Though it’s never happened again—he has been to the Ohel many times since, and to the Kotel numerous times—the Aronovich family has continued to grow in their Judaism and their connection to the Rebbe.
For Gimmel Tammuz, Aronovich says he will once again visit the Ohel and attend a farbrengen at a local Chabad center. “It’s important to me because it is a very special time,” he says. “The Rebbe is not available to us in a physical form, but there are many people today who have never met him and are still his Chassidim.”
“My wife and I feel the Rebbe’s presence all around us,” he continued. “But for some reason Hashem [G‑d] wanted us to function more and more seemingly on our own. But the Rebbe is with us.”
‘I Get It’
Over the years, Rabbi Gaby Danieli brought many of his students at Yeshiva University’s Isaac Breuer College of Hebraic Studies to the Ohel as part of his seminars on Chassidic thought and practice. “I had been to the Ohel many times for personal reasons as well, and every time I approached the brick house and opened the white front door it felt like the first time I was there,” says Danieli, now a teacher of Judaic studies in Jerusalem.
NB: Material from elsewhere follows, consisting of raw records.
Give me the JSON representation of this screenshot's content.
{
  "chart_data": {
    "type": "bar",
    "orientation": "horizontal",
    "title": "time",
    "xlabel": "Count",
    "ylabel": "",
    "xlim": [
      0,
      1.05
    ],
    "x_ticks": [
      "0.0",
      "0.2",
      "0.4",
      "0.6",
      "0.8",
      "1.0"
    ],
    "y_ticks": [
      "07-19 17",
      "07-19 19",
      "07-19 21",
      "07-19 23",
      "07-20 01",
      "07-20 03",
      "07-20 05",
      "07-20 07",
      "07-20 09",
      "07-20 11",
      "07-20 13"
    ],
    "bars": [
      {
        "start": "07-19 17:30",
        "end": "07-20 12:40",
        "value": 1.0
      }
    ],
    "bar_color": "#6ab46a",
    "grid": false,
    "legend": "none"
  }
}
“I am immediately greeted by the Rebbe's warm smile from the large photo at the entranceway. Hearing his voice on the video playing in the anteroom is not just a replay of a farbrengen of the past, but a direct message to me in the present relating to my life.”
Danieli tells of one visit that “I can’t put into words, but I’ll try.”
It was an evening during the fall when he brought a group of his students to the Ohel.
“I’ll never forget the look on the face of one senior student as he approached me by the coffee stand after he was at the Rebbe’s resting place. No words needed to be exchanged. I felt what he was experiencing because it is what many of us feel and experience by being in the presence of the Rebbe: It’s a moment of being embraced, similar to a parent’s hug after being away for so long. It’s a moment of empowerment, like a general encouraging a soldier to do his best for the sake of all.”
“As we left the Ohel the student said, “Gaby I got it. I understand what you can’t convey in class about a Rebbe. I get it!”